In addition to the aforementioned findings, another result from this study showed that all performance parameters returned to the baseline levels by the next day, except for the leg strength (first day: 142.39 ± 8.54 kg, second day: 131.75 ± 9.37 kg) and MIP (first day: 110.14 ± 7.65, second day: 102.14 ± 7.34) parameters in the ST model and the vertical jump parameters (first day: 42.75 ± 2.07, second day: 41.57 ± 2.10) in the ET model (Table 2). These findings indicate that coaches should pay attention to these parameters with regard to recovery, depending on the training models.
Regarding the attention and reaction time variables, no difference was observed in the mental attention between the pre-training, post-training, and before the next day’s training time points (Table 3). The protection of the mental attention throughout the training sessions may most likely be due to the focus on the workout during the training sessions.
However, these findings showed that the ST model led to a greater decrease in the reaction times compared to the ET and WT models. This can be attributed to the skeletal muscles’ increasing ability to generate force due to the learning effect on the central and peripheral nervous systems, as well as motor unit firing, which may result in a decline in muscle reaction speed. Schmidt and Lee (2005) confirmed that repetitions during training create a “motor memory” for the nervous system, making movements faster and more efficient. The authors reported that this learning process allowed athletes to respond faster to a specific motor task. Therefore, reinforcing the memory after training could make it possible to have a faster motor response time the following day. In contrast to these findings, Sant’Ana et al. (2017) investigated reaction time and kick impact in taekwondo athletes.

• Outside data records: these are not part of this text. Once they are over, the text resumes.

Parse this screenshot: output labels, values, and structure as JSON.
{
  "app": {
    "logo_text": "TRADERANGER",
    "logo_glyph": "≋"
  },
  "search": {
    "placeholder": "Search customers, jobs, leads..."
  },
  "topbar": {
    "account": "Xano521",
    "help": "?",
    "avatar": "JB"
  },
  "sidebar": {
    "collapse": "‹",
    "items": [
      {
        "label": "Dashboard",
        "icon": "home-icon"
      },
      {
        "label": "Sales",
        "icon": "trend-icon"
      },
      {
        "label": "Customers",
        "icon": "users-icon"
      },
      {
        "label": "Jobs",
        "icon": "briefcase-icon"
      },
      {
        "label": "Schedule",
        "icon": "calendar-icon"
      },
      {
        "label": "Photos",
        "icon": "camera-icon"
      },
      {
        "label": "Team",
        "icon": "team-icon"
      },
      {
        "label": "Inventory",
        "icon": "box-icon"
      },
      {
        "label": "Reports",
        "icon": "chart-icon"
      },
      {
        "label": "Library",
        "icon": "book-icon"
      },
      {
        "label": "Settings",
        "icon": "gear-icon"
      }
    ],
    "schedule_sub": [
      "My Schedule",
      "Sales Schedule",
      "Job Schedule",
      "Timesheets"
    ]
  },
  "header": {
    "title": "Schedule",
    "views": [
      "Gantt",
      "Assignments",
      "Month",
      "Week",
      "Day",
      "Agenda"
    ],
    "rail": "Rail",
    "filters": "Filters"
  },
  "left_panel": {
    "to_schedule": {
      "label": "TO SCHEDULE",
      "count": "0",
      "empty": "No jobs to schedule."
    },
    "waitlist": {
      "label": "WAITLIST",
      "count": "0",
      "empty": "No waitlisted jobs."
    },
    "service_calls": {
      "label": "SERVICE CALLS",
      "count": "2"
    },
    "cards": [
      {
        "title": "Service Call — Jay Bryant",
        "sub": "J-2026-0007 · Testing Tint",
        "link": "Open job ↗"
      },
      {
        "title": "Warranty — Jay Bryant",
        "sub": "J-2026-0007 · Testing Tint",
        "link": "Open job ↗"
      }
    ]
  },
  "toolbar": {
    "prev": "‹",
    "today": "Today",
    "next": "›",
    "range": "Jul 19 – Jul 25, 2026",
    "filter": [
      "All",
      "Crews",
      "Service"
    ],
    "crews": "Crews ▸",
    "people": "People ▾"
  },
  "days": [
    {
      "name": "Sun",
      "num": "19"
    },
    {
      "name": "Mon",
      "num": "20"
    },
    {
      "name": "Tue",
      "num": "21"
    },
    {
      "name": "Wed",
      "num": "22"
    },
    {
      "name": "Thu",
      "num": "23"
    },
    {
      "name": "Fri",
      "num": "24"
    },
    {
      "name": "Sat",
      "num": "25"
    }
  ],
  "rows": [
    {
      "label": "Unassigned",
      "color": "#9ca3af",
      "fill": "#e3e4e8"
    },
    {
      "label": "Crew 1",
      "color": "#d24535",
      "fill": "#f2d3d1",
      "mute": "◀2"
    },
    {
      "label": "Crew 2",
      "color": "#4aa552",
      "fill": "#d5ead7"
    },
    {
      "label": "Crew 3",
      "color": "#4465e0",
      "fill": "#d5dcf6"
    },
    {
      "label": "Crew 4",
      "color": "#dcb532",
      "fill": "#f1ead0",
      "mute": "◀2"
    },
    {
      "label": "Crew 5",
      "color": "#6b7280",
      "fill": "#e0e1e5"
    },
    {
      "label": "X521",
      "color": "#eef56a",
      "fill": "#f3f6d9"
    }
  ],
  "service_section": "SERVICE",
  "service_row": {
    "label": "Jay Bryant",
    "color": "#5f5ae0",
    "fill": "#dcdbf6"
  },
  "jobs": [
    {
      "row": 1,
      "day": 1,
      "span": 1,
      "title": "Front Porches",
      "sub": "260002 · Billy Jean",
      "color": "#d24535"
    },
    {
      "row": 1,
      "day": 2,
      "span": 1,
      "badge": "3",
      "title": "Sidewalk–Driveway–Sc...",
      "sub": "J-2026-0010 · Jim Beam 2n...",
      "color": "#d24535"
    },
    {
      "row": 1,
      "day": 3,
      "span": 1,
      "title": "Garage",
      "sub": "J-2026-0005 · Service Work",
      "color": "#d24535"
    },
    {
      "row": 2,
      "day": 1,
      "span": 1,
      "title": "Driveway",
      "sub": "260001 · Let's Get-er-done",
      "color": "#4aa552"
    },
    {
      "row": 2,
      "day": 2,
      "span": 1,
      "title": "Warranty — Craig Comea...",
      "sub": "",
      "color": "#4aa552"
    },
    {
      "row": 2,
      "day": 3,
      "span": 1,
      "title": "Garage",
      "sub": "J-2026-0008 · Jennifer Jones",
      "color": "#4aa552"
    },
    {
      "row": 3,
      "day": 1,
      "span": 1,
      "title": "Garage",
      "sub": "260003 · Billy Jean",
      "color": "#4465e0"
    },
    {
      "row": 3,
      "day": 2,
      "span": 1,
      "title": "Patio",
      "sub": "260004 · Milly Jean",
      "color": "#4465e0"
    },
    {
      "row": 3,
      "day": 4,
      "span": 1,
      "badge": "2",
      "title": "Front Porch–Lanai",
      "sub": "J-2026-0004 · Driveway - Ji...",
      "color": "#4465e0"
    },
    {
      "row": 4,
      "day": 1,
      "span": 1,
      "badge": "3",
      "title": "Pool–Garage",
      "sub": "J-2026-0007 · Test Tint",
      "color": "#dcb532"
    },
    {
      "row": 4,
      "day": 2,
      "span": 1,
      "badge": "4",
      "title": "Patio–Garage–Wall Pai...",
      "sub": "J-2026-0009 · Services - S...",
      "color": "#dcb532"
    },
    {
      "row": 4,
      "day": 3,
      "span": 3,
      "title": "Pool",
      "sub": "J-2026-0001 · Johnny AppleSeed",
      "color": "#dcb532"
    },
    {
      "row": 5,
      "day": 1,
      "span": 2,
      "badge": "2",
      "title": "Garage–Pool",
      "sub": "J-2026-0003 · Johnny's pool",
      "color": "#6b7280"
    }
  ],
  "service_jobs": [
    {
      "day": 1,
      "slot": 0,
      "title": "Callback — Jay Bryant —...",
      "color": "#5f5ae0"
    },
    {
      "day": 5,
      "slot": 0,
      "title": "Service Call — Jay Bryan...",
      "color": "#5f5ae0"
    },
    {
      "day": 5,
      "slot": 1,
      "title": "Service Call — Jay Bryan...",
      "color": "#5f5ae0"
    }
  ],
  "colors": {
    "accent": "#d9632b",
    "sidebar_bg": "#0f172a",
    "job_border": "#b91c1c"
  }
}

They reported that the reaction time and kick impact were impaired in the test, which had an intensity equivalent to aerobic power. The authors suggested that the reason for this is that exercise above the ventilatory threshold causes a decrease in cerebral blood flow in specific brain areas involved in responding to peripheral visual stimuli. We suggest that future studies should thoroughly investigate the effects of attention and reaction time related to rapid weight loss in athletes, due to the lack of research on this subject.
Conclusion
In conclusion, the present study indicated that the body hydration status (0.29–1.56%) and body mass loss (0.96 to 1.89%) changed according to the training models. Furthermore, although the body weight increased before the next day’s training, there was no significant change in the body hydration status. These findings showed that the endurance training, compared to the other training models in our study, was the type of training in which the body weight and body hydration level changes were most prevalent. Therefore, athletes should be encouraged to intake fluids regularly throughout training sessions, especially during endurance training, to optimize body hydration status and performance. Therefore, in particular, immediately before events, endurance training may be limited for wrestlers who are adjusting their body weight due to insufficient recovery of body hydration. Related to these findings, it was observed that the ET model caused greater adverse effects on the back strength, right-hand grip strength, vertical and horizontal jump, and MIP performance compared to the ST and WT models. However, the ST model led to a greater decline in the reaction times compared to the ET and WT models. Regarding the recovery process for the before the next day’s training time point, all performance parameters returned to the baseline levels by the next day, except for the leg strength and MIP performance in the ST model and the vertical jump performance in the ET model.
Limitations
The study was conducted on male junior wrestlers aged between 14 and 16 years, with at least 5 years of training experience. In addition, the study was executed during the preparatory session and considered only the training models that were prepared by the coaches. It was limited to endurance, strength, and wrestling training models. In the endurance training, all wrestlers performed a 10 km run, and the strength training included the exercises listed in Table 1.
Data availability statement
The raw data supporting the conclusions of this article will be made available by the authors, without undue reservation.
Ethics statement
The studies involving humans were approved by Ethics Commite of Non-Invasive Research, Hitit University. The studies were conducted in accordance with the local legislation and institutional requirements. Written informed consent for participation in this study was provided by the participants’ legal guardians/next of kin.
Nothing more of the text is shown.